Brokerages squeeze out jobs

The below reproduced article has appeared in the Economic times (Mumbai edition) on 28th March 2008 – Again this article only confirms what I had predicted in my earlier article titled “Kindly Bear with Me” regarding how this so called new leveraged finance whiz kids risk losing their jobs…. Q.E.D

MUMBAI: The year would have been much better for Naveen Khadilkar (name changed), had he not lost his job months before his marriage. The 26-year-old, who worked as a relationship manager with a Mumbai-headquartered brokerage, walked into office last week only to be told that his services had been terminated.

But Naveen is not the only one who is bearing the brunt of a bear run in the market. If market sources are to be believed, top brokerages have already begun downsizing staff (or stalling new recruitment) to reduce costs in what has been a nightmarish quarter. Following the market crash in late January, most retail brokerages have been hit by a double whammy of bad debts and a sharp drop in daily turnover.

Last year, many brokerages had expanded their branch network, hoping that they could get private equity investors to pay more for a wider presence. But uncertain market conditions are forcing many brokerages to have second thoughts on the need for so many branches and staff. “Underperformance” is cited as the most common reason given for laying off people.

“This is a normal trend and it doesn’t have anything to do with the current market conditions. Employees who have not done well even after giving adequate training and support are asked to leave at all times,” said Indiabulls Securities CEO Divyesh Shah.

Lacklustre market and lack of interest on the part of investors to participate in daily proceedings have put a question mark over earnings for most broking firms. The business model of most broking firms (and also fund houses) is highly correlated to general market conditions. Indian financial services institutions are expected to do better in times of good markets. Pursuant to the fall, brokerages are focusing more on distribution of insurance products to make up for losses in equity broking.

More than specific functionaries like dealers and research analysts, it is relationship managers who are finding the future of their jobs up in the air. A mid-size brokerage could have anywhere between 500 and 1,000 relationship managers in its rolls. The job profile of relationship managers includes marketing and selling of financial products, client servicing, acquiring new clients, garnering more business and advising HNIs on their long-term and short-term investments. Relationship managers are paid in the range of Rs 5-12 lakh depending on their experience and performance. They are bound to stiff and at times impossible-to-achieve targets.

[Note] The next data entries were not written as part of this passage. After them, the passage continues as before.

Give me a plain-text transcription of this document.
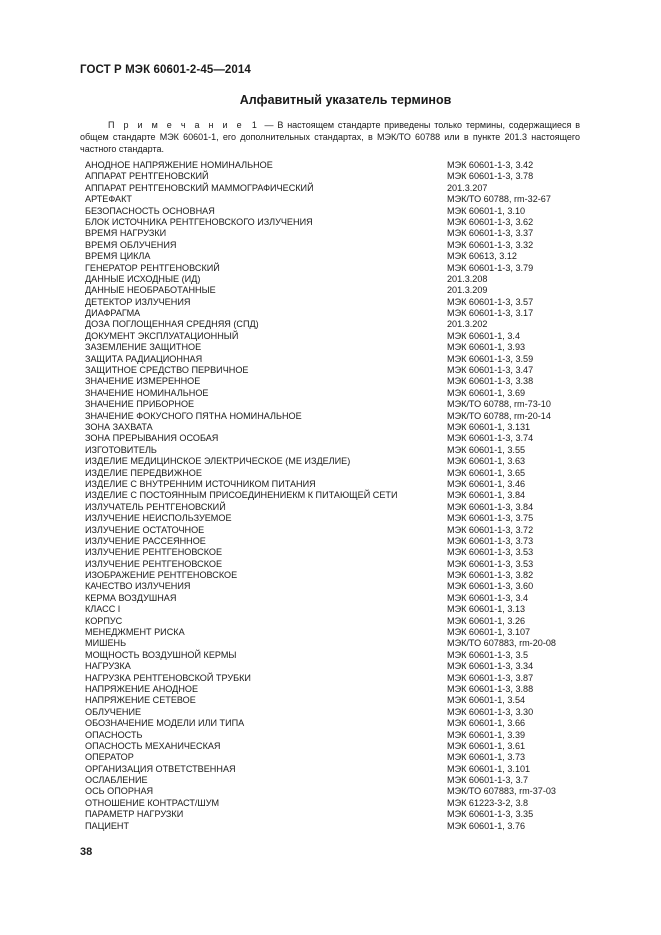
ГОСТ Р МЭК 60601-2-45—2014
Алфавитный указатель терминов
П р и м е ч а н и е 1 — В настоящем стандарте приведены только термины, содержащиеся в общем стандарте МЭК 60601-1, его дополнительных стандартах, в МЭК/ТО 60788 или в пункте 201.3 настоящего частного стандарта.
АНОДНОЕ НАПРЯЖЕНИЕ НОМИНАЛЬНОЕ	МЭК 60601-1-3, 3.42
АППАРАТ РЕНТГЕНОВСКИЙ	МЭК 60601-1-3, 3.78
АППАРАТ РЕНТГЕНОВСКИЙ МАММОГРАФИЧЕСКИЙ	201.3.207
АРТЕФАКТ	МЭК/ТО 60788, rm-32-67
БЕЗОПАСНОСТЬ ОСНОВНАЯ	МЭК 60601-1, 3.10
БЛОК ИСТОЧНИКА РЕНТГЕНОВСКОГО ИЗЛУЧЕНИЯ	МЭК 60601-1-3, 3.62
ВРЕМЯ НАГРУЗКИ	МЭК 60601-1-3, 3.37
ВРЕМЯ ОБЛУЧЕНИЯ	МЭК 60601-1-3, 3.32
ВРЕМЯ ЦИКЛА	МЭК 60613, 3.12
ГЕНЕРАТОР РЕНТГЕНОВСКИЙ	МЭК 60601-1-3, 3.79
ДАННЫЕ ИСХОДНЫЕ (ИД)	201.3.208
ДАННЫЕ НЕОБРАБОТАННЫЕ	201.3.209
ДЕТЕКТОР ИЗЛУЧЕНИЯ	МЭК 60601-1-3, 3.57
ДИАФРАГМА	МЭК 60601-1-3, 3.17
ДОЗА ПОГЛОЩЕННАЯ СРЕДНЯЯ (СПД)	201.3.202
ДОКУМЕНТ ЭКСПЛУАТАЦИОННЫЙ	МЭК 60601-1, 3.4
ЗАЗЕМЛЕНИЕ ЗАЩИТНОЕ	МЭК 60601-1, 3.93
ЗАЩИТА РАДИАЦИОННАЯ	МЭК 60601-1-3, 3.59
ЗАЩИТНОЕ СРЕДСТВО ПЕРВИЧНОЕ	МЭК 60601-1-3, 3.47
ЗНАЧЕНИЕ ИЗМЕРЕННОЕ	МЭК 60601-1-3, 3.38
ЗНАЧЕНИЕ НОМИНАЛЬНОЕ	МЭК 60601-1, 3.69
ЗНАЧЕНИЕ ПРИБОРНОЕ	МЭК/ТО 60788, rm-73-10
ЗНАЧЕНИЕ ФОКУСНОГО ПЯТНА НОМИНАЛЬНОЕ	МЭК/ТО 60788, rm-20-14
ЗОНА ЗАХВАТА	МЭК 60601-1, 3.131
ЗОНА ПРЕРЫВАНИЯ ОСОБАЯ	МЭК 60601-1-3, 3.74
ИЗГОТОВИТЕЛЬ	МЭК 60601-1, 3.55
ИЗДЕЛИЕ МЕДИЦИНСКОЕ ЭЛЕКТРИЧЕСКОЕ (МЕ ИЗДЕЛИЕ)	МЭК 60601-1, 3.63
ИЗДЕЛИЕ ПЕРЕДВИЖНОЕ	МЭК 60601-1, 3.65
ИЗДЕЛИЕ С ВНУТРЕННИМ ИСТОЧНИКОМ ПИТАНИЯ	МЭК 60601-1, 3.46
ИЗДЕЛИЕ С ПОСТОЯННЫМ ПРИСОЕДИНЕНИЕКМ К ПИТАЮЩЕЙ СЕТИ	МЭК 60601-1, 3.84
ИЗЛУЧАТЕЛЬ РЕНТГЕНОВСКИЙ	МЭК 60601-1-3, 3.84
ИЗЛУЧЕНИЕ НЕИСПОЛЬЗУЕМОЕ	МЭК 60601-1-3, 3.75
ИЗЛУЧЕНИЕ ОСТАТОЧНОЕ	МЭК 60601-1-3, 3.72
ИЗЛУЧЕНИЕ РАССЕЯННОЕ	МЭК 60601-1-3, 3.73
ИЗЛУЧЕНИЕ РЕНТГЕНОВСКОЕ	МЭК 60601-1-3, 3.53
ИЗЛУЧЕНИЕ РЕНТГЕНОВСКОЕ	МЭК 60601-1-3, 3.53
ИЗОБРАЖЕНИЕ РЕНТГЕНОВСКОЕ	МЭК 60601-1-3, 3.82
КАЧЕСТВО ИЗЛУЧЕНИЯ	МЭК 60601-1-3, 3.60
КЕРМА ВОЗДУШНАЯ	МЭК 60601-1-3, 3.4
КЛАСС I	МЭК 60601-1, 3.13
КОРПУС	МЭК 60601-1, 3.26
МЕНЕДЖМЕНТ РИСКА	МЭК 60601-1, 3.107
МИШЕНЬ	МЭК/ТО 607883, rm-20-08
МОЩНОСТЬ ВОЗДУШНОЙ КЕРМЫ	МЭК 60601-1-3, 3.5
НАГРУЗКА	МЭК 60601-1-3, 3.34
НАГРУЗКА РЕНТГЕНОВСКОЙ ТРУБКИ	МЭК 60601-1-3, 3.87
НАПРЯЖЕНИЕ АНОДНОЕ	МЭК 60601-1-3, 3.88
НАПРЯЖЕНИЕ СЕТЕВОЕ	МЭК 60601-1, 3.54
ОБЛУЧЕНИЕ	МЭК 60601-1-3, 3.30
ОБОЗНАЧЕНИЕ МОДЕЛИ ИЛИ ТИПА	МЭК 60601-1, 3.66
ОПАСНОСТЬ	МЭК 60601-1, 3.39
ОПАСНОСТЬ МЕХАНИЧЕСКАЯ	МЭК 60601-1, 3.61
ОПЕРАТОР	МЭК 60601-1, 3.73
ОРГАНИЗАЦИЯ ОТВЕТСТВЕННАЯ	МЭК 60601-1, 3.101
ОСЛАБЛЕНИЕ	МЭК 60601-1-3, 3.7
ОСЬ ОПОРНАЯ	МЭК/ТО 607883, rm-37-03
ОТНОШЕНИЕ КОНТРАСТ/ШУМ	МЭК 61223-3-2, 3.8
ПАРАМЕТР НАГРУЗКИ	МЭК 60601-1-3, 3.35
ПАЦИЕНТ	МЭК 60601-1, 3.76
38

“We set stiff internal targets for our relationship managers, but at the same time, we do not hesitate to revise them (targets) when markets are down,” said India Infoline vice-president (strategy & planning) Harshad Apte. “And as far as laying off underperformers are concerned, we do that even in the time of good market conditions. In fact, the bad market is the best time to test your relationship managers,” Mr Apte added.